Marca el directo del despacho de ella. No tiene el menor interés en que sus antiguos empleados se enteren del llamado. Atienden al tercer timbrazo.

«¿Hola?» Es la voz de Irene. A Chaparro vuelve a sorprenderlo esa casi imperceptible señal de independencia de criterio en la mujer a la que adora: todo el mundo, apenas ingresa en Tribunales, copia de sus compañeros la burocrática fórmula de responder el teléfono identificándose con un monocorde «Juzgado» o «Secretaría», o, en el colmo de la amabilidad, le agrega un «buen día». Irene no.

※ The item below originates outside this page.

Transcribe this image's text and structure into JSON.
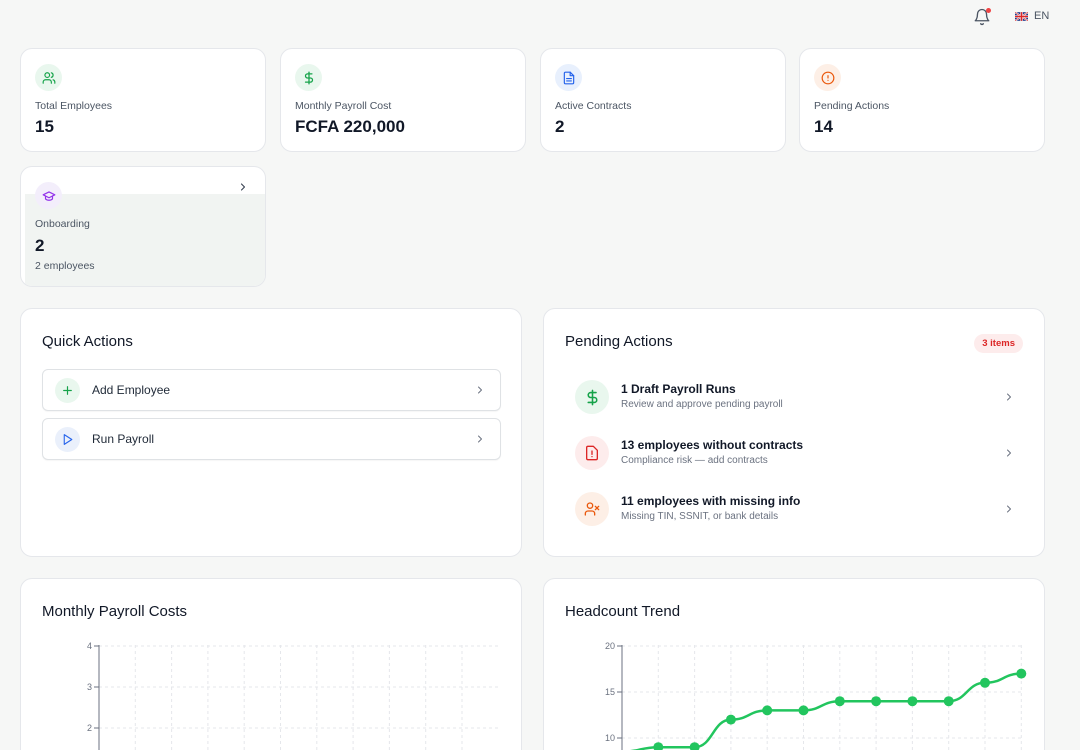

Desde su primer día en el Poder Judicial decidió iniciar sus conversaciones con ese «¿Hola?» cálido y familiar, como si estuviese atendiendo un llamado de su abuelita. Chaparro lo sabe porque fue su primer jefe. Acababan de ascenderlo a oficial primero cuando Irene ingresó como meritoria a la Secretaría. En una decisión de la que luego se arrepentiría a medias, no la tuteó cuando se la presentaron. Lo habían educado en un respeto severo por las mujeres, aun por las jovencitas recién salidas del secundario que se aproximaran tendiéndole la mano y saludándolo con un lacónico «Encantada». Por eso le lanzó un «Cómo le va, un gusto tenerla con nosotros». Chaparro tenía entonces veintiocho años, diez más que su nueva empleada, y estaba convencido de que un jefe debe mantener siempre claras las jerarquías con los subordinados. Había titubeado un poco al mirarla a los ojos, porque esa chica miraba al fondo de los ojos de uno, y era como si le embocara una pedrada certera en las propias órbitas con sus iris negrísimos. Salió del paso soltando enseguida la mano que ella le había tendido y derivando de inmediato en el escribiente la tarea de instruirla en sus labores básicas. Como estaban de turno y tapados de trabajo, la pusieron a atender el teléfono. Al cuarto o quinto «¿Hola?» de la nueva meritoria, Chaparro había creído oportuno explicarle, desde el más estricto virtuosismo tribunalicio, que era infinitamente más útil que su expresión al levantar el teléfono fuese «Secretaría 19» en lugar de ese otro saludo tan coloquial y doméstico, porque ahorraba en la conversación el tiempo que debería emplear su interlocutor en sobreponerse a la sorpresa de su excentricidad y en verificar que había efectivamente llamado a un Juzgado. Ya antes de terminar su exposición Chaparro se había sentido un idiota, aunque no estaba seguro si por la estupidez intrínseca de su recomendación o por el gesto púdicamente divertido con el que lo miró Irene, quien pese a todo asintió un par de veces, como aceptando la observación. No obstante, cuando tres minutos después el teléfono volvió a sonar, ella contestó con un «¿Hola?» tan familiar y tan escasamente jurídico como todos los anteriores. No había osadía en su voz. No la animaba ni el más minúsculo desafío. Tal vez por eso Chaparro no pudo enojarse y dio el asunto por terminado.